The video Mal had found was titled Birdman of Bodmin?, and at least all three words were spelled correctly. The alliteration was a nice extra.

“This is going to be dumb,” Lee decided, leaning into Mal.

“Just watch.” And there had been a jag of excitement in the other girl’s voice that said that however dumb this dumb video was, they would be heading to Bodmin Moor that summer.

It purported to be footage from a security camera. Black-and-white nocturnal video of a suitably grainy quality, so that the viewer didn’t have to try very hard to start seeing things in the static-laden gloom. The viewpoint was immobile, angled to look down the stone wall of a two-storey building: there were suggestions of rectangular windows, and across from them, a corrugated wall, perhaps a barn. There was a gap of about ten feet between the buildings, cluttered with what might be farm implements and tarpaulined crates, a kennel on its side, a bicycle missing its front wheel. At the far extent of the view, after a security light was triggered, Lee could just make out the looming hulk of a Range Rover, crusty with mud. Or that was how she remembered it in retrospect. She could never quite square the precision of her recollection with the grainy quality of the video. Memory screwed you over like that.

She’d scoffed at the time. Not so hard as to get on Mal’s nerves, but that was how the Forteana side of their relationship worked. One of them would propose something and the other would gently knock it down. And this video had been a classic, in terms of the cryptid cock-tease. Fixed camera angle, so things could be happening just off-screen, plus bad-quality images full of ghosting and phantom movement. The viewer could read in a whole conga line of Sasquatches.
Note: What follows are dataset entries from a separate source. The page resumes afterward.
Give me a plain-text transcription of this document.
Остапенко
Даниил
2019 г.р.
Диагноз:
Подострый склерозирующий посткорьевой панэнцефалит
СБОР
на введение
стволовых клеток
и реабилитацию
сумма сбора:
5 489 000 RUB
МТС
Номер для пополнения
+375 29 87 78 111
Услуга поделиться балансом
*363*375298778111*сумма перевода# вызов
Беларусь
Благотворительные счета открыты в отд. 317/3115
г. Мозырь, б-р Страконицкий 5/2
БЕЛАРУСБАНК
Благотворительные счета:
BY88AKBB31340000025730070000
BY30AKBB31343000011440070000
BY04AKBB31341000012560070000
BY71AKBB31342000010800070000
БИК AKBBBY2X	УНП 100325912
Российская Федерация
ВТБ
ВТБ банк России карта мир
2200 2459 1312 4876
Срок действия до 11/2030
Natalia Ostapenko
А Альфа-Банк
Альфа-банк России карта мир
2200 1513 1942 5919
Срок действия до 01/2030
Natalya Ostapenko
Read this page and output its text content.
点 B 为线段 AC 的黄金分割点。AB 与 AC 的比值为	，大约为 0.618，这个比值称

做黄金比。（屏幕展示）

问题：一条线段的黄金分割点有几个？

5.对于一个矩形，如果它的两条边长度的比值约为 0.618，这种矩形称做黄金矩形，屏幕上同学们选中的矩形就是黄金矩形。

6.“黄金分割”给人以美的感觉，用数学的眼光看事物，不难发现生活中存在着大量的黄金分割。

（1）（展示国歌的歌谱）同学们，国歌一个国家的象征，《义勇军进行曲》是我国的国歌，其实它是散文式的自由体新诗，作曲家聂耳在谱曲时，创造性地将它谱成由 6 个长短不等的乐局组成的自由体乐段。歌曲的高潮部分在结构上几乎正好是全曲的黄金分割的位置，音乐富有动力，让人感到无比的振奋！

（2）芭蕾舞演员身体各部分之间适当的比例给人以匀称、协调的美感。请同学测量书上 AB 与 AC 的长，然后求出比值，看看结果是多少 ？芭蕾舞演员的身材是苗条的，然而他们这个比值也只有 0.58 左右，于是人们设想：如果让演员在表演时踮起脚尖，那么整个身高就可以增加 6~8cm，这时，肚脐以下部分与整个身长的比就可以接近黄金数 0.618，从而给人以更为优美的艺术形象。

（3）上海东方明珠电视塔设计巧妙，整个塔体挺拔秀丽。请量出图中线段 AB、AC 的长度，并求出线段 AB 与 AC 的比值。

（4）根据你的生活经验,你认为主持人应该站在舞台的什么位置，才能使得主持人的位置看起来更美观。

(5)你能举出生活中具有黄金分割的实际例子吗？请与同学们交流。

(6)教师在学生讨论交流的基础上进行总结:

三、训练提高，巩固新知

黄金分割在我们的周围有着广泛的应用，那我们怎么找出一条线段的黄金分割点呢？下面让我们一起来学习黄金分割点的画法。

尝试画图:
The camera was supposedly attached to the house of a sheep farmer on Bodmin Moor, down in Cornwall. The video’s description went into impressive amounts of detail about the lonely farmer whose livestock was being attacked by a mysterious (note the correct use of the letter y!) animal. And that was also a red flag in the credibility stakes. When someone went to these lengths to embroider a narrative, it tended to be because the facts resolutely refused to speak for themselves. Much of the original footage was steeped in gloom: moonlight filtering in to show the outlines of things, but nothing definite. There was no sound. Then the motion sensor triggered and everything lit up, but nothing was there—someone had misaligned the camera and sensor, no doubt. It was another absolute standard in the “fake videos of spooky things” oeuvre. The more you could make the viewers’ imaginations work for you, the better.